Aumenta il numero di donne che lasciano il lavoro dopo la maternità, infatti i tassi di occupazione femminile sono più bassi della media Ue, così come le retribuzioni. La parità di genere appare un obiettivo difficile da raggiungere, ma ci sono sempre più imprese che ci provano, a conferma che aiutarle conviene. Negli ultimi mesi, sono molte le aziende ad aver ottenuto il certificato per la parità di genere, che consiste nel misurare la possibilità di crescita per le donne, la parità salariale a parità di mansioni, le politiche di gestione delle differenze di genere e la tutela della maternità. Stando a quanto riportato da Avvenire, questo improvviso aumento di certificazioni può essere riconducibile alla contestuale concessione di contributi alle aziende, in particolare a micro, piccole e medie imprese. Si tratta di una misura del Pnrr a titolarità del Dipartimento per le pari opportunità, che consente di fare richiesta dal 6 dicembre fino al 28 marzo. Ci sono 10 milioni di euro a disposizione, di cui 8 per le Pmi che andranno a coprire i costi della procedura di certificazione, ma pure l’assistenza tecnica e la preparazione a ottenerla.
La parità di genere è stata introdotta nel nostro ordinamento giuridico con la legge Gribaudo. Quindi dall’1 gennaio 2022 le imprese hanno potuto dotarsi del certificato che attesta le misure adottate dal datore di lavoro per ridurre il divario di genere nell’azienda. Questo impegno, presente nell’agenda Onu 2030 per lo sviluppo sostenibile, è un obiettivo europeo, inserito nel Pnrr italiano, che tramite un piano di attuazione prevede l’obbligo minimo di una relazione biennale sulla situazione aziendale in tema di parità di genere. A ciò si aggiunge il certificato per la parità di genere. Non è obbligatorio, ma offre l’accesso a diversi incentivi, come uno sgravio sui contributi che l’azienda versa a favore dei lavoratori. Infatti, è previsto un meccanismo di premialità: il vantaggio contributivo è dell’1%, oltre alla possibilità di ottenere un punteggio migliore in bandi per finanziamenti e appalti. Pertanto, le aziende hanno anche ragioni economiche per promuovere la parità di genere.

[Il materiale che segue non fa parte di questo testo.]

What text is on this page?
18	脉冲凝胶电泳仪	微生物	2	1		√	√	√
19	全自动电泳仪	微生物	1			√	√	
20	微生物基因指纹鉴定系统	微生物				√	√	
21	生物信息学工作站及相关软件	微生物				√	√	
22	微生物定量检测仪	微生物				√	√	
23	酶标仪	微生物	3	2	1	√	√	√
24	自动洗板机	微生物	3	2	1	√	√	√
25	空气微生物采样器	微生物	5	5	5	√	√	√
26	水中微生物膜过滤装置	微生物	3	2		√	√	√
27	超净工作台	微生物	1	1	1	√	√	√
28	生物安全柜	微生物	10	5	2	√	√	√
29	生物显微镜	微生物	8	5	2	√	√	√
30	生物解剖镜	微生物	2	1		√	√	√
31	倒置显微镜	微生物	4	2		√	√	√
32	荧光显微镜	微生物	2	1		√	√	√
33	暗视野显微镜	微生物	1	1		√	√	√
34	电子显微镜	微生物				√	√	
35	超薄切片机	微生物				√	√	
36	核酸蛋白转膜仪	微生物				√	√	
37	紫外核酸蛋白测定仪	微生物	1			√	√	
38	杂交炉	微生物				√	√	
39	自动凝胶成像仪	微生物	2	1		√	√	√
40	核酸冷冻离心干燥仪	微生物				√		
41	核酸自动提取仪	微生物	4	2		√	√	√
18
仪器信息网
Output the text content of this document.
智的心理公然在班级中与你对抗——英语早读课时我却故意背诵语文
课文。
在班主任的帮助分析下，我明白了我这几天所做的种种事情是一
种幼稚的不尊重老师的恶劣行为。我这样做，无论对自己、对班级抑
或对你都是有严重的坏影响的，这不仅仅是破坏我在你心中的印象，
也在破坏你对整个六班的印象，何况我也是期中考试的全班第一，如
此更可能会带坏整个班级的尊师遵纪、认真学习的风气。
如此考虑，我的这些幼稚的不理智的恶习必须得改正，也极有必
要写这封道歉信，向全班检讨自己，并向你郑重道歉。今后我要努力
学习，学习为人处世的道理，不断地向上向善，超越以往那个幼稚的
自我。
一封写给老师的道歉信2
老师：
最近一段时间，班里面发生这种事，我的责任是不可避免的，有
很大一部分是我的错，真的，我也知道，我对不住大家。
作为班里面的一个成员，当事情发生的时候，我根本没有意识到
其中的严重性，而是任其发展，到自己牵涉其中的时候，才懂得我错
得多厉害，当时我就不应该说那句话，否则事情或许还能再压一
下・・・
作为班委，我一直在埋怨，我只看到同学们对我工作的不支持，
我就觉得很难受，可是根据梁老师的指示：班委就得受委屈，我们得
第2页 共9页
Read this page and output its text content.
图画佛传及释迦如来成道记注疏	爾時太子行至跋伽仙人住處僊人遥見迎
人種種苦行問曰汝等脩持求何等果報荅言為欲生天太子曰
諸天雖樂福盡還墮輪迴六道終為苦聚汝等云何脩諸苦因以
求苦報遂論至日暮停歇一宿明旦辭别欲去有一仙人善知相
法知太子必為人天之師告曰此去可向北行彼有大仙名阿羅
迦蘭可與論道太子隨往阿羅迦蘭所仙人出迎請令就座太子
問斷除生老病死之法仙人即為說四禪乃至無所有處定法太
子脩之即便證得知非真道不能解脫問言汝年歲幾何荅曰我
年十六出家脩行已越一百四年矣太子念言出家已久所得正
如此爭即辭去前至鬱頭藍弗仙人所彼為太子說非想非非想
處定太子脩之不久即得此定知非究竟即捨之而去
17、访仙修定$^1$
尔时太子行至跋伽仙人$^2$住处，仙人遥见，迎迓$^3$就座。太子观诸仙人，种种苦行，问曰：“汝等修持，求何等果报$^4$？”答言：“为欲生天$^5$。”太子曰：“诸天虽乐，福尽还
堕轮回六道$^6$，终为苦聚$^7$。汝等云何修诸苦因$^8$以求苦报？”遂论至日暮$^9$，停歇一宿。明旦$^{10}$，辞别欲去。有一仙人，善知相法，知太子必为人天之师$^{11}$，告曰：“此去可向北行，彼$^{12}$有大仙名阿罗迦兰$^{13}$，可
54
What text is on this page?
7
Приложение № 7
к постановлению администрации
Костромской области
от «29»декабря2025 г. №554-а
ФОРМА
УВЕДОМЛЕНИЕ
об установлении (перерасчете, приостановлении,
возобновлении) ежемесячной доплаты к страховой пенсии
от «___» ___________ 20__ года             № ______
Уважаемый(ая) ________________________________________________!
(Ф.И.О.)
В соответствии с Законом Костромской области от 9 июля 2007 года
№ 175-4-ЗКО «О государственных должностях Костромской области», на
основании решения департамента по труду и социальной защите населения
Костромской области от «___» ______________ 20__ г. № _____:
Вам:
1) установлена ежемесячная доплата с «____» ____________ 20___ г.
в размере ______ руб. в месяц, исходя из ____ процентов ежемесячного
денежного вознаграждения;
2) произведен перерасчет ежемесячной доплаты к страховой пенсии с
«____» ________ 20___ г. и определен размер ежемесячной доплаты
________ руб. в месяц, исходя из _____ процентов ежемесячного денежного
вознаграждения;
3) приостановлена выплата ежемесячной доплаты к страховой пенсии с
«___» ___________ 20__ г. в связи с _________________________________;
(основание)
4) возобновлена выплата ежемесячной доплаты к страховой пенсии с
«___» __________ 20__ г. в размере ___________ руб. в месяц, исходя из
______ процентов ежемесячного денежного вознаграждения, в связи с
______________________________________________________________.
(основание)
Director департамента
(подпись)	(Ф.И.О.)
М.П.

COME FUNZIONA IL CERTIFICATO PER LA PARITÀ DI GENERE
«Ogni azienda può richiedere la certificazione della parità di genere: verranno presi in considerazione per l’analisi diversi parametri, detti Kpi, in relazione a sei aree di valutazione: partendo da come sono scritti gli annunci di lavoro affinché non siano discriminatori e dal processo di selezione, passando all’aspetto retributivo per genere e alle politiche di welfare, in particolare quelle per la famiglia, e anche l’equa distribuzione tra i sessi nelle posizioni manageriali e direzionali», spiega Luca Furfaro, esperto di politiche del lavoro e welfare, all’Avvenire.
Le aree di valutazione sono: cultura e strategia, governance, processi human resources, equità remunerativa, opportunità di crescita e inclusione e infine, genitorialità e conciliazione vita-lavoro. «A ogni parametro è associato un punteggio e la loro misurazione deve raggiungere un minimo complessivo del 60%», aggiunge l’esperto. La certificazione ha validità triennale ed è monitorata ogni anno. Infatti, si possono verificare casi in cui l’azienda ottiene il certificato con alcune lacune, quindi vengono forniti correttivi per colmarle.
IL GAP UOMO-DONNA
I numeri, del resto, fotografano chiaramente la situazione. Le dimissioni delle mamme dal proprio impiego nei primi tre anni di vita del figlio sono state 61.391 nel 2022, con un aumento di oltre il 17% rispetto all’anno prima. Un fenomeno che, stando agli ultimi dati dell’Ispettorato nazionale del lavoro, riguarda nel 72% dei casi le donne che in 44mila hanno rinunciato al lavoro alla nascita del primo figlio. Anche il rapporto Inapp conferma il costante divario strutturale che riguarda l’occupazione femminile inferiore per quantità (solo il 40%), per ore lavorate, per tipologia di contratto e per compenso salariale.
Avvenire cita un dato in particolare: solo nel 2022 il 58,5% delle assunzioni agevolate delle donne è stato con un orario part-time contro il 32,2% degli uomini. In totale, le nuove assunzioni lo scorso anno hanno riguardato solo per il 46% lavoratrici donne. Con 68,2 punti su 100 il nostro Paese è al 13° posto tra i Paesi dell’Unione europea nell’indice calcolato sull’uguaglianza di genere. L’obiettivo è di contribuire a incrementare di 5 punti questa classifica elaborata dall’Istituto europeo per l’uguaglianza di genere (Eige), entro il 2026.